Wheeler: Fixing Unix/Linux/POSIX Filenames

Posted Mar 25, 2009 17:46 UTC (Wed) by nix (subscriber, #2304) [Link] (9 responses)

I use the filename as a key-value store for a system (not yet released) which implements an object model of sorts in the shell (inspired by shoop but not derived from it). dot-prepended names are used to signify private fields, and dash-prepended ones, *specifically because they are so hard to use* and thus unlikely to be desirable field names, are used by the inside of the object model as field metadata: e.g. '-creator-blah' is the ID of the object that triggered creation of field 'blah'.

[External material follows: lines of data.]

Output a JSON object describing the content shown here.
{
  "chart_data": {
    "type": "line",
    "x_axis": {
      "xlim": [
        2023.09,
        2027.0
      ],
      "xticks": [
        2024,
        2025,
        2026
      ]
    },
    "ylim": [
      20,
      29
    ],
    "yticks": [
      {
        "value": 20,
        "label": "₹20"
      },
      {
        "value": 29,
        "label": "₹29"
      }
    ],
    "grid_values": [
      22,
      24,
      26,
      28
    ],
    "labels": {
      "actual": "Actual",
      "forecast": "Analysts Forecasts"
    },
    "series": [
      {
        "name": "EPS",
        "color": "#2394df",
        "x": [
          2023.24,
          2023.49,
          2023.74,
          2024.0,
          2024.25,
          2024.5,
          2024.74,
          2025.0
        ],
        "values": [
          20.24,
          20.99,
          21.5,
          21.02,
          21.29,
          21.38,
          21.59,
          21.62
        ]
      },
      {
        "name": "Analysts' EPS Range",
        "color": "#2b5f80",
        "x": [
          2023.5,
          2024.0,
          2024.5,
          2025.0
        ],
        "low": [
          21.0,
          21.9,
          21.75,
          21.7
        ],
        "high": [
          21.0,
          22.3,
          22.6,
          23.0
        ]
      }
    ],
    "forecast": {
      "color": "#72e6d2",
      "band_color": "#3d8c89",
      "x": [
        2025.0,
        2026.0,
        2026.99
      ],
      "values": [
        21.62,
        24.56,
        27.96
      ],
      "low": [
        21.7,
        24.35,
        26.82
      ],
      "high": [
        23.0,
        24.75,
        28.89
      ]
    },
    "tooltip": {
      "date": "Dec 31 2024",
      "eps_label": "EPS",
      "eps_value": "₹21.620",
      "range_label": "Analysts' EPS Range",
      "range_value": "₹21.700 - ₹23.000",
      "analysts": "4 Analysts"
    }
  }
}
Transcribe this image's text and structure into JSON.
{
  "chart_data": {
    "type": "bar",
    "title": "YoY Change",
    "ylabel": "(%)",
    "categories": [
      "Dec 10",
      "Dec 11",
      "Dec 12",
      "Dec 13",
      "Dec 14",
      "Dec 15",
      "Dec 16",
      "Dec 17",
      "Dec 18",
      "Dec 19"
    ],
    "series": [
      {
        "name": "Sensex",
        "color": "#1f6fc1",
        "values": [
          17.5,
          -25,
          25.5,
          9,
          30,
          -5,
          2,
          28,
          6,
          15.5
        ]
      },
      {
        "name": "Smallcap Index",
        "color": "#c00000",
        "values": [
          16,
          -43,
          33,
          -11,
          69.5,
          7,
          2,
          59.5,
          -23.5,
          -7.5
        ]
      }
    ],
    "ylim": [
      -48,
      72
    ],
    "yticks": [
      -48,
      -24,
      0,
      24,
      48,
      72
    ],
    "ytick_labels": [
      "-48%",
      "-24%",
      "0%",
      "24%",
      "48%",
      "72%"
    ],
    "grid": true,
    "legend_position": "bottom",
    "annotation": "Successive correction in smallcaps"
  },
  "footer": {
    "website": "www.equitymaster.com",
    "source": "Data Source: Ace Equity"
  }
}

(I could equally use a directory full of stuff here, but it too would need a name that's hard to type. I pondered a \n-prepended filename because it's even harder to trip over by mistake, but decided that it would look too odd in directory listings of object directories when debugging. There's no danger of user code interpreting these names as options, because user code accesses files in this directory only via a shell-function API.)

And if I've done it, I guarantee you that lots and lots of other people have done it too.

David's proposed constraints on filenames are constraints which can never be imposed by default, at the very least. The semantics of Unix filesystems have been fixed de facto for many years: nobody expects files with odd characters to work on FAT, but nobody expects a Unix system to use a FAT filesystem as a primary datastore either.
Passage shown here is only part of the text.